When a pleasant, or more noticeable stimulation occurs, the brain takes notice.  When I press on Tibialis Posterior, and you take notice and say, "That's the spot."  I'm not physically altering the muscle very much.  Now, instead of a vaguely painful ankle, your brain has a better story--that muscle, right there--and the mystery and unpredictability is lessened.  This alone will make the pain more tolerable.  Repeated a few times, the soreness often fades, or goes away all together.

Travell and Simons credited this effect to resolving an energy crisis within the muscle, Mense and Shah are still testing and refining that hypothesis.  Neuromuscular or Trigger Point Therapy was built on the model that pressure and stretch into the hyper-irritable point and taut band within a muscle will relieve pain.  I still largely follow this model, although I attribute the changes in pain to the nervous system and the brain.  It seems unlikely, to me, that physiological changes could happen that instantly.

About PNMT:
Evidence review for Trigger Point Therapy

3.  Listening and then responding

I ask a lot of questions.  I ask about lifestyle, activities, work habits.  I ask about what worsens the pain, and what makes it better.  I assess and palpate muscles, I look for movement patterns, I listen.  I consider myself an Interactor, not an Operator.  We are a team, trying to beat pain together.

Because of my own poor experience with both doctors and chiropractors, I am passionate about the importance to listening to the patient.  When I worked in a warehouse, I injured my back rolling barrels full of chain.
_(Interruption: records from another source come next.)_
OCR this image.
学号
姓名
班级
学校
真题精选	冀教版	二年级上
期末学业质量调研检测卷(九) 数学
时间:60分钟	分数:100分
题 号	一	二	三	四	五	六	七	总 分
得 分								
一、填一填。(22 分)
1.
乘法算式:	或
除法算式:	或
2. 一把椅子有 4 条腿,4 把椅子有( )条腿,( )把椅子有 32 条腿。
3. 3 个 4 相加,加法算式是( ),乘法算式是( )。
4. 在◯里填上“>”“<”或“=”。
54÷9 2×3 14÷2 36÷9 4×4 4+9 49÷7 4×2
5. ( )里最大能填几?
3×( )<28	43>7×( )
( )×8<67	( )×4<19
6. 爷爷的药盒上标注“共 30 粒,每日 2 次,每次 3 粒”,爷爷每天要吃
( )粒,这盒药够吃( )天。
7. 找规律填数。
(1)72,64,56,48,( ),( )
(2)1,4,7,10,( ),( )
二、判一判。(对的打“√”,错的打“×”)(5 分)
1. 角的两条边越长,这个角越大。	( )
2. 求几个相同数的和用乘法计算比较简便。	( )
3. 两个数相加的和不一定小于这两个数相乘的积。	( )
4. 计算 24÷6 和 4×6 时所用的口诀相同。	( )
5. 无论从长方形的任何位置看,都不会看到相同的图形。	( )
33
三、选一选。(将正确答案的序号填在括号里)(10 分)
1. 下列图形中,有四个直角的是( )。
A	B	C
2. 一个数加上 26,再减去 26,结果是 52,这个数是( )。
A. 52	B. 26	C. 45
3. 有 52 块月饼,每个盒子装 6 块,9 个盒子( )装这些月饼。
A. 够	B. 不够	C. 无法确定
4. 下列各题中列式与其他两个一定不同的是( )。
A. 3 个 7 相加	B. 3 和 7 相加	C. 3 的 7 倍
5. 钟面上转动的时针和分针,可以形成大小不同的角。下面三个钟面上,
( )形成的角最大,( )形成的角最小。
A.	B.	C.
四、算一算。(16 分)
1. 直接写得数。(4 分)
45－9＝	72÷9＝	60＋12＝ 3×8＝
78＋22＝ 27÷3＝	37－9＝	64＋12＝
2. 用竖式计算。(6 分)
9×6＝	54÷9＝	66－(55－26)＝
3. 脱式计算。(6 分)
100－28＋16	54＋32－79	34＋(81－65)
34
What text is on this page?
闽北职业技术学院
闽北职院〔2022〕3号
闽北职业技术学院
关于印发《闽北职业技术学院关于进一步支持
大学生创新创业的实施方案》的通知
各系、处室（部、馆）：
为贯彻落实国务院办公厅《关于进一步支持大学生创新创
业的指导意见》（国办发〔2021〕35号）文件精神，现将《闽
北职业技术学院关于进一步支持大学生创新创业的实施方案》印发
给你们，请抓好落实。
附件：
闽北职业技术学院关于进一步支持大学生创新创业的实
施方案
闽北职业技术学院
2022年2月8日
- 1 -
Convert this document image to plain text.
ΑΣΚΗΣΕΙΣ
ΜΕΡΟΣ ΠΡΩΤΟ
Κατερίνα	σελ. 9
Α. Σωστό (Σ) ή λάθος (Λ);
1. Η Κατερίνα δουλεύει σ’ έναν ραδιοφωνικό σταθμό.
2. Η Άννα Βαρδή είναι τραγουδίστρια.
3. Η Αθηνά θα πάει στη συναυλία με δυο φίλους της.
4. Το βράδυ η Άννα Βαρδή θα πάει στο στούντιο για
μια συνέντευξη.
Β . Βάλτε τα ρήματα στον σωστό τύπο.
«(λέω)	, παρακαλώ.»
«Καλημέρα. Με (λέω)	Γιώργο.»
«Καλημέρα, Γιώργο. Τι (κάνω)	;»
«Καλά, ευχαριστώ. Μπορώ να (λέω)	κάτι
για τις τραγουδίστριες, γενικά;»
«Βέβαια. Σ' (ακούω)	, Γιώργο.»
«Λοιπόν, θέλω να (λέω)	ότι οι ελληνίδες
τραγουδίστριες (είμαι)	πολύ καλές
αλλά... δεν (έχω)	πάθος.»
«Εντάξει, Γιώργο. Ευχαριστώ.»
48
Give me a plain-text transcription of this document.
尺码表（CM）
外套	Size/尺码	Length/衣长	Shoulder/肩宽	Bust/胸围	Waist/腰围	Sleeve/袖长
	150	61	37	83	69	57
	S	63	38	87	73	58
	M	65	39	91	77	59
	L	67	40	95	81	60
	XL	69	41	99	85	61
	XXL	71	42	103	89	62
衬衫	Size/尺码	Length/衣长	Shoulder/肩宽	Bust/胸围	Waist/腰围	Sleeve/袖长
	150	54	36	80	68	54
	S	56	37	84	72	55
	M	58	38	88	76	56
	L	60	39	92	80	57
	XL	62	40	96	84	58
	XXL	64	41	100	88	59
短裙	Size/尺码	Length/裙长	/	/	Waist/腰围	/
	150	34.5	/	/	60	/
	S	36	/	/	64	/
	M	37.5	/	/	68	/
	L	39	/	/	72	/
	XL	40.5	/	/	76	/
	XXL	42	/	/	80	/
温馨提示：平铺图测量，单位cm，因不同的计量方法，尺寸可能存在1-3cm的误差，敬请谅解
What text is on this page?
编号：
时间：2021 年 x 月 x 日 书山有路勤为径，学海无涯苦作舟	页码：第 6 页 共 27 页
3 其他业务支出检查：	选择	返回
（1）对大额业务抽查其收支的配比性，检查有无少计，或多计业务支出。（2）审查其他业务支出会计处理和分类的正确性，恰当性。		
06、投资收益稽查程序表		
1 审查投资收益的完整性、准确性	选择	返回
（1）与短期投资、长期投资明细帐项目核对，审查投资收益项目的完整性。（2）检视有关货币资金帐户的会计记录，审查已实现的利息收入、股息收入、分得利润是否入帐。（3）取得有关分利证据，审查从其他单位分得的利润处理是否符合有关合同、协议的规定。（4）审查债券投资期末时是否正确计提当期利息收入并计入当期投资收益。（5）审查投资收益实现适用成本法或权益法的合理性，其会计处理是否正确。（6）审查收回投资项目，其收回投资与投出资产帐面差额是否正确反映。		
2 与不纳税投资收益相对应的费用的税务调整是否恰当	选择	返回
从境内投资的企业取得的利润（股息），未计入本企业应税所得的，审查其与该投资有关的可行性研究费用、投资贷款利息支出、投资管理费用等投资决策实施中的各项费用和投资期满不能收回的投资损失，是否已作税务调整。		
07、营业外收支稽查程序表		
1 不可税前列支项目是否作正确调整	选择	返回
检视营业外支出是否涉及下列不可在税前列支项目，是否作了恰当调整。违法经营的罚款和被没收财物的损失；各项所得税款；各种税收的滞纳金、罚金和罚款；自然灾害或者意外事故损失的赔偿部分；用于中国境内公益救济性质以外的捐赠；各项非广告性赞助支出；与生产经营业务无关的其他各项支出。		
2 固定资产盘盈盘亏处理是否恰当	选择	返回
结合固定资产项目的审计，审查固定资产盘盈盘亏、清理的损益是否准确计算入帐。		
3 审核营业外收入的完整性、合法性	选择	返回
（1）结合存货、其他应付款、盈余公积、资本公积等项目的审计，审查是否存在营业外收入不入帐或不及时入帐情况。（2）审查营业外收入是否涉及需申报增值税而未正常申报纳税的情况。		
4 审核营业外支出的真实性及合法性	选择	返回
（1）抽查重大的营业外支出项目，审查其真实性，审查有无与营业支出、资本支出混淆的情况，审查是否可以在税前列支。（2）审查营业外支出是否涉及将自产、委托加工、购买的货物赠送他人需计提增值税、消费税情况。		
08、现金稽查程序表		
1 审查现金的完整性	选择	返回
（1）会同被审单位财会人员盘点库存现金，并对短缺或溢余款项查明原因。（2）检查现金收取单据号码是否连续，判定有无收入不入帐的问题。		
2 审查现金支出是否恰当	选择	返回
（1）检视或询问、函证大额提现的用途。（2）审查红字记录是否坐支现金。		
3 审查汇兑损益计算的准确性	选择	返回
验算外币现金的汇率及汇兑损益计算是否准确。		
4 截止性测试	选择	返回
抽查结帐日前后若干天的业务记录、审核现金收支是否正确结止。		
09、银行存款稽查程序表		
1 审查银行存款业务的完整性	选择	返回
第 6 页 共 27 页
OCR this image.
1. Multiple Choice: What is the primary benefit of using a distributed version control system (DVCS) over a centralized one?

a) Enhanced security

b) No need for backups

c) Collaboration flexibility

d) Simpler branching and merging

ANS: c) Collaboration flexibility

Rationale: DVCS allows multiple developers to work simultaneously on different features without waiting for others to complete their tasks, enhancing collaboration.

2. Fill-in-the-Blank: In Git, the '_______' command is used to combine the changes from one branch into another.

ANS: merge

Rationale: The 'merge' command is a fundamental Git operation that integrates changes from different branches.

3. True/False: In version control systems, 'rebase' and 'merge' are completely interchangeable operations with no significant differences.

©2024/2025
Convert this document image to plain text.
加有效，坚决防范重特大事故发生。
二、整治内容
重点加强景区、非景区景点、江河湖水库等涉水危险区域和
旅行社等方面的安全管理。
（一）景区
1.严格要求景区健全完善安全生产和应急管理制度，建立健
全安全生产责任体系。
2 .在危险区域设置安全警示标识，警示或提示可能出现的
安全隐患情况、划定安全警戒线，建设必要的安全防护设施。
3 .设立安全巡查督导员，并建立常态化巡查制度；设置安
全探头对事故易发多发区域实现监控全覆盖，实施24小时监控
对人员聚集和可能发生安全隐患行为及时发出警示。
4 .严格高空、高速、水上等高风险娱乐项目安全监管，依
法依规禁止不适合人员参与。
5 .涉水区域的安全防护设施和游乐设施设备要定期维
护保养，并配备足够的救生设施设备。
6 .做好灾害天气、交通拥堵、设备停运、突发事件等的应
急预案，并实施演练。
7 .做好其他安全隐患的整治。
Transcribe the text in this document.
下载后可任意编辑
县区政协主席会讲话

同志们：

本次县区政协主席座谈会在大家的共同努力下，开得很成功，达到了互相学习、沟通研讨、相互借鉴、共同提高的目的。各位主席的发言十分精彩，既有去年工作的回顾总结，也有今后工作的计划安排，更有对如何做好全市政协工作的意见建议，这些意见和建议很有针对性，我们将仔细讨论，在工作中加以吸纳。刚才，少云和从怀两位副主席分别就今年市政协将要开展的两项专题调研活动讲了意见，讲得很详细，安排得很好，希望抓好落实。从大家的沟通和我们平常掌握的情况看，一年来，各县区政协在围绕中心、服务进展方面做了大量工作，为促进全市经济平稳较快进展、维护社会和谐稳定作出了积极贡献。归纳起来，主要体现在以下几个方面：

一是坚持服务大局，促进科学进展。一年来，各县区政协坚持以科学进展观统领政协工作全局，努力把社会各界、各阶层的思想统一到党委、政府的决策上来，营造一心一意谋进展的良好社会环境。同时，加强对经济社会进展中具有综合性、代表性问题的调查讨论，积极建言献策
I, first, went to see my primary care doctor.  My doctor prescribed ibuprofen and sent me on my way, he did no physical examination of my back, no movement testing or palpation.  "Here is your anti-inflammatory, now be on your way."

When that didn't work, and my pain became debilitating, I went to a chiropractor with the glowing referrals from my co-workers.  I got an X-ray and some vague explanation about how the bones in my back had tiny fractures in them.  I was roped in to going twice a week, then once a week, then twice a month, and so on.  The adjustments he gave me hurt sometimes, and I felt only a little better when I had them.  The relief rarely lasted more than a day or two.  This went on for almost a year before I started doing rehabilitation exercises that I found on the internet, and started going to massage school.

I even went to a 2nd Chiropractor, on the wings of yet another gleaming review from a coworker.  This chiropractor gave me another X-ray and told me (at 25ish years old) that my entire spine was irreversibly twisted to one side and that I'd likely have pain for the rest of my life.  Thankfully, by this time in my life, I was skeptical.  My back continued to improve with massage and exercise, and now I have little-to-zero backpain.

My point is this: every pain is unique, and if anyone along the way had suggested exercises, changes in movement habits, and massage I would have saved a lot of money and felt better, faster.  If massage will not help your pain, I will refer you to someone else.  I do not make a treatment plan until I find an effective approach, which sometimes takes a few tries.